尽誠学園vs英明
尽誠学園、真の復活への「産みの苦しみ」
今大会はノーシードながら昨秋は県大会優勝、2010・2011年は2年連続甲子園出場も果たしている英明相手の準決勝で、春の四国王者、第1シードの尽誠学園は苦しみ、苦しみ、苦しみぬいた。
今大会初先発の2年生右腕・中山清治(2年)は7回二死二塁から英明2番・松井大樹右翼手(2年)に中前先制適時打を浴びるも6安打1失点。土肥星也、武田浩輝の左右3年生ダブルエースの故障により突然のエース指名を受けた春季四国大会の経験は、奪三振1・4四球も内野ゴロ11という「らしい」ピッチングスタイルとなって体現される。
ただ、打線は軟投派2年生左腕・赤川大和の前に6安打もあと一本が出ない展開。

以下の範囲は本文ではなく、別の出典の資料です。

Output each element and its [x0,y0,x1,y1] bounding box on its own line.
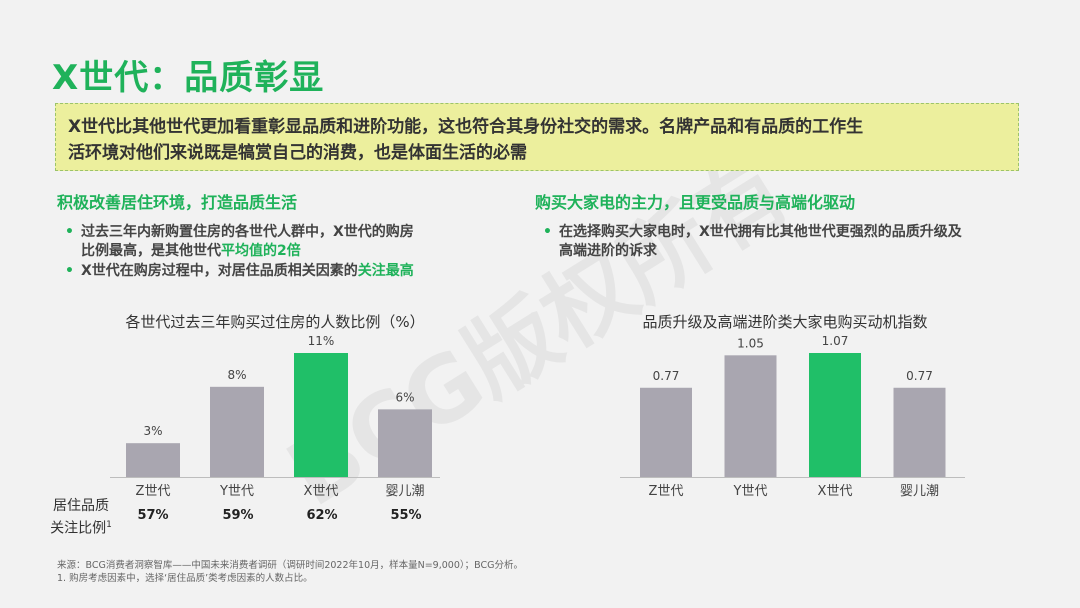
left-bullet-1: 过去三年内新购置住房的各世代人群中，X世代的购房 比例最高，是其他世代平均值的2… [57,223,497,261]
right-chart-category-label: Y世代 [733,484,768,499]
right-section-heading: 购买大家电的主力，且更受品质与高端化驱动 [535,193,856,212]
row-label-footnote-ref: 1 [106,520,112,530]
summary-callout: X世代比其他世代更加看重彰显品质和进阶功能，这也符合其身份社交的需求。名牌产品和… [55,103,1019,171]
left-chart-bar [210,386,264,477]
left-bullet-list: 过去三年内新购置住房的各世代人群中，X世代的购房 比例最高，是其他世代平均值的2… [57,223,497,282]
row-label: 居住品质 关注比例1 [42,497,120,539]
right-bullet-list: 在选择购买大家电时，X世代拥有比其他世代更强烈的品质升级及 高端进阶的诉求 [535,223,1015,262]
right-bullet-1-line-2: 高端进阶的诉求 [559,243,657,259]
row-value-z: 57% [137,508,169,523]
page-title: X世代：品质彰显 [52,58,325,98]
callout-line-2: 活环境对他们来说既是犒赏自己的消费，也是体面生活的必需 [68,143,527,163]
right-chart-category-label: X世代 [818,484,853,499]
left-chart-bar [378,409,432,477]
left-chart-data-label: 6% [395,390,414,404]
callout-line-1: X世代比其他世代更加看重彰显品质和进阶功能，这也符合其身份社交的需求。名牌产品和… [68,117,864,137]
left-bullet-1-line-1: 过去三年内新购置住房的各世代人群中，X世代的购房 [81,224,414,240]
right-chart-title: 品质升级及高端进阶类大家电购买动机指数 [642,313,928,331]
footnote-1: 1. 购房考虑因素中，选择‘居住品质’类考虑因素的人数占比。 [57,573,313,584]
right-bullet-1-line-1: 在选择购买大家电时，X世代拥有比其他世代更强烈的品质升级及 [559,224,962,240]
row-value-y: 59% [222,508,254,523]
right-chart-data-label: 1.07 [822,334,849,348]
row-label-line-1: 居住品质 [53,498,109,514]
right-chart-data-label: 0.77 [653,369,680,383]
row-label-line-2: 关注比例1 [42,516,120,539]
right-chart-bar [724,355,777,477]
left-chart-category-label: X世代 [304,484,339,499]
left-chart-data-label: 11% [308,334,335,348]
right-chart-bar [640,387,692,477]
left-bullet-2: X世代在购房过程中，对居住品质相关因素的关注最高 [57,262,497,281]
right-chart-bar [893,387,946,477]
left-bullet-2-text: X世代在购房过程中，对居住品质相关因素的 [81,263,358,279]
right-chart-category-label: Z世代 [649,484,684,499]
left-bullet-1-highlight: 平均值的2倍 [221,243,301,259]
row-value-boomer: 55% [390,508,422,523]
left-chart-data-label: 8% [227,368,246,382]
right-bullet-1: 在选择购买大家电时，X世代拥有比其他世代更强烈的品质升级及 高端进阶的诉求 [535,223,1015,261]
left-chart-title: 各世代过去三年购买过住房的人数比例（%） [125,313,425,331]
row-value-x: 62% [306,508,338,523]
left-chart-category-label: 婴儿潮 [385,484,424,499]
right-chart-bar [809,353,861,477]
left-bullet-1-line-2: 比例最高，是其他世代平均值的2倍 [81,242,497,261]
row-label-line-2-text: 关注比例 [50,520,107,537]
left-chart-category-label: Y世代 [219,484,254,499]
left-bullet-1-text: 比例最高，是其他世代 [81,243,221,259]
right-chart-data-label: 0.77 [906,369,933,383]
left-bullet-2-highlight: 关注最高 [357,263,414,279]
left-chart-bar [294,353,348,477]
right-chart-category-label: 婴儿潮 [900,484,939,499]
source-note: 来源：BCG消费者洞察智库——中国未来消费者调研（调研时间2022年10月，样本… [57,560,523,571]
left-chart-category-label: Z世代 [136,484,171,499]
left-section-heading: 积极改善居住环境，打造品质生活 [57,193,298,212]
left-chart-data-label: 3% [143,424,162,438]
left-chart-bar [126,443,180,477]
right-chart-data-label: 1.05 [737,336,764,350]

8回には中山を継いだ土肥が2連続押し出しでの2失点で0対3。球場内には波乱ムードが支配し始めた。
が、ここでも活きたのは春季四国大会決勝戦・9回表二死から鳴門(徳島)相手に2点差を逆転した「経験値」であった。
8回裏は先頭打者の9番・古本健太三塁手(3年)からの4連打で1点を返すと、一死満塁から5番・大西一馬一塁手(3年)が赤川の絶対的武器・チェンジアップを拾い上げる技あり中前2点適時打で同点。そして9回裏、8回に続き1番・篠原卓吾左翼手(主将・3年)、赤堀聖二塁手(3年)の連打で作った一死二・三塁で前打席に適時打を放った3番・西丸泰史遊撃手(2年)が内角高めを腰回転で引っ張り込む右越二塁打。春季四国大会で決勝打を放った西丸の4安打目は、6年ぶり13度目のファイナリストへの扉を開けるサヨナラ打となった。
その決勝戦の相手は準決勝では高松北の最速147キロ2年生左腕・塹江敦哉を初回11得点と完膚なきまでに打ち崩し、3年連続9度目の決勝戦進出の経験を誇示した丸亀。13年ぶり4度目の甲子園へ満を持してぶつかってくる彼らに、昨秋県大会3位決定戦でまさかの逆転サヨナラ負けを喫したリベンジを果たすことが、尽誠学園の6年ぶり11度目となる夏の香川制覇、そして「真の復活」への最終ミッションとなる。